(HealthDay)—The incidence of restless leg syndrome (RLS) is high in pregnancy, according to a study published online Nov. 11 in Neurology.
Muzi Na, Ph.D., from the Pennsylvania State University in University Park, and colleagues examined the relative risks of demographic, socioeconomic, and nutritional factors in association with the risk for any incident RLS in pregnancy in a cohort of 2,704 healthy pregnant women.

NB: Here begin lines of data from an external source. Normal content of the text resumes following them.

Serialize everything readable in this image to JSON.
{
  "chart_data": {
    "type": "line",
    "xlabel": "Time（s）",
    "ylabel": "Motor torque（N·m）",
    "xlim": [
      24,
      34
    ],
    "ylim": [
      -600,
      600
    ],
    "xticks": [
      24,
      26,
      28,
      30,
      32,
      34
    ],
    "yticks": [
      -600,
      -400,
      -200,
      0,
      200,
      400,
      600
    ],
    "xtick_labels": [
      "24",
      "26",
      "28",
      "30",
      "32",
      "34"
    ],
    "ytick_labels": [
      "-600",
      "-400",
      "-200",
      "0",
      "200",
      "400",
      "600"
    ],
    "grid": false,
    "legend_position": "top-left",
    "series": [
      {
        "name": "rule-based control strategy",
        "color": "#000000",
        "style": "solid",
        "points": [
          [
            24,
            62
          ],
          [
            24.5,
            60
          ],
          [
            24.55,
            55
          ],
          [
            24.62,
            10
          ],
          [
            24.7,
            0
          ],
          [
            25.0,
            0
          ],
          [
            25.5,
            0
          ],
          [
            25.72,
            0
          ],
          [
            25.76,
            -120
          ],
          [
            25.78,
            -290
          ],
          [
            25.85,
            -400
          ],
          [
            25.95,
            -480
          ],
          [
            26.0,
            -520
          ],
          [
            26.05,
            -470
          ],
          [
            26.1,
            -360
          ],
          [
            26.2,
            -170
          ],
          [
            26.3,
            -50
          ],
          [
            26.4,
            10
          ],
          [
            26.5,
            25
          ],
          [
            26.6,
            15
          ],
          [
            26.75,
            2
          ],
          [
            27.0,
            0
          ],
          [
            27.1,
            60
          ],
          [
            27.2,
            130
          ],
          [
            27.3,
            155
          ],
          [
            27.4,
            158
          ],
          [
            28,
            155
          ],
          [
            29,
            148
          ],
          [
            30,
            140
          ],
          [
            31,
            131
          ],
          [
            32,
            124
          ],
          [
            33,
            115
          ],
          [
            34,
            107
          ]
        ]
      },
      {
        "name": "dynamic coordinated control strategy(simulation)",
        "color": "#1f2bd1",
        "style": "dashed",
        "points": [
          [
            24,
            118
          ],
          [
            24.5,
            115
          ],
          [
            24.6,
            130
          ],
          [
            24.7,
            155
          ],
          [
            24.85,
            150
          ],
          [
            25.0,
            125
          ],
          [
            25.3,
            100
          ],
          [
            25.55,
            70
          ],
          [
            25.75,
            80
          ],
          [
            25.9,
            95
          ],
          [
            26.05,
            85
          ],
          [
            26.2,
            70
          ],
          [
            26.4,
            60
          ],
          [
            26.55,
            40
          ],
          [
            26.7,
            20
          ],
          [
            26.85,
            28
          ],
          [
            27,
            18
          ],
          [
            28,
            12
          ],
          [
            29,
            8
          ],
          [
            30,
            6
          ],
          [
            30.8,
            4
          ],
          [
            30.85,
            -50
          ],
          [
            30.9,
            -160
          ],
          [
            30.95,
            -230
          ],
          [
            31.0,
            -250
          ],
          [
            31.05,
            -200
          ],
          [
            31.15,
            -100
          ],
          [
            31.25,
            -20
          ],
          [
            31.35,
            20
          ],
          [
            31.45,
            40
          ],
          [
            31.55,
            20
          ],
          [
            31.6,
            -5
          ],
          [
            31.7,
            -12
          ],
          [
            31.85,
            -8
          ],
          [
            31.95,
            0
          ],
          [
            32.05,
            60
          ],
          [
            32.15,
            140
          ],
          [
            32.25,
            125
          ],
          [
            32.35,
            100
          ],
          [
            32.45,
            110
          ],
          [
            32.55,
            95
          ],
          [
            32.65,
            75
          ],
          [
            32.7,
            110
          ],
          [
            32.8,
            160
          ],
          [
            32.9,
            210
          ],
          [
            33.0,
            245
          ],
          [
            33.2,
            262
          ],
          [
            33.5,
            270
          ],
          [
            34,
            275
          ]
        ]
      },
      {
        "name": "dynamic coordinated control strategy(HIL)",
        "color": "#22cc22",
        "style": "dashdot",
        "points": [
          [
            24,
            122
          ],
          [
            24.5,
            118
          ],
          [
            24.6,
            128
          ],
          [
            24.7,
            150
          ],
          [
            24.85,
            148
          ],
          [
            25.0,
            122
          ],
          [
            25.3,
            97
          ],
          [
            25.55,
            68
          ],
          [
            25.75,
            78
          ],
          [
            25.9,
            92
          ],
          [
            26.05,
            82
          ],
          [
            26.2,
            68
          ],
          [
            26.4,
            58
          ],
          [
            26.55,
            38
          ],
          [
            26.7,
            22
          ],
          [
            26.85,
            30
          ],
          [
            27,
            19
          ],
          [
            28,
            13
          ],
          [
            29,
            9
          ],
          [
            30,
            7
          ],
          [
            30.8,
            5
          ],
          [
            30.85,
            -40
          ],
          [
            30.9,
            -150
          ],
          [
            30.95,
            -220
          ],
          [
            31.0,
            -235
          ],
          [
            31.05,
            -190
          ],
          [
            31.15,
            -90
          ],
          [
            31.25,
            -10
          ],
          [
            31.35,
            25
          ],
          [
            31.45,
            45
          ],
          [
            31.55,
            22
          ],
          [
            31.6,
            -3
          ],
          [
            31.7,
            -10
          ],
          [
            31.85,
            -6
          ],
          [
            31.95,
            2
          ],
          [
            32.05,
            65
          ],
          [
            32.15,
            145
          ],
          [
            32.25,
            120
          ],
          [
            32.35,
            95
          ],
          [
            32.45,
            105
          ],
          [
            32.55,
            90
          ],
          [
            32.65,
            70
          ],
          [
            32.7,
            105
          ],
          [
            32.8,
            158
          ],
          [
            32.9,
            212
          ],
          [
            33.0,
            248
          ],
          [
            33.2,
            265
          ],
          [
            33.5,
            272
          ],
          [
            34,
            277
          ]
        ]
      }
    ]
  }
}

The researchers found that the cumulative incidence of RLS in pregnancy was 18.1 percent for all women and 20.3, 15.4, 17.1, and 21.1 percent for White, Black, Hispanic, and Asian women, respectively. In Hispanic women, a higher risk for RLS was seen in association with older age (25 to 35 versus <25 years: relative risk [RR], 1.51), iron deficiency anemia (RR, 2.47), and greater total skinfolds of the subscapular and triceps sites, independent of body mass index (RR for quintile 5 versus 1, 2.54); multiparity was associated with a lower risk (RR, 0.69). Greater skinfolds and waist circumference were associated with an increased risk for RLS among Black women, although the trends were less clear.
“While we found that the incidence of RLS in pregnancy was much higher than in the general population and did, indeed, differ by race and ethnicity, when researchers adjusted for all of the variables such as age, nutritional factors, and number of pregnancies, we saw little difference in risk of RLS in pregnancy between the different groups,” a coauthor said in a statement.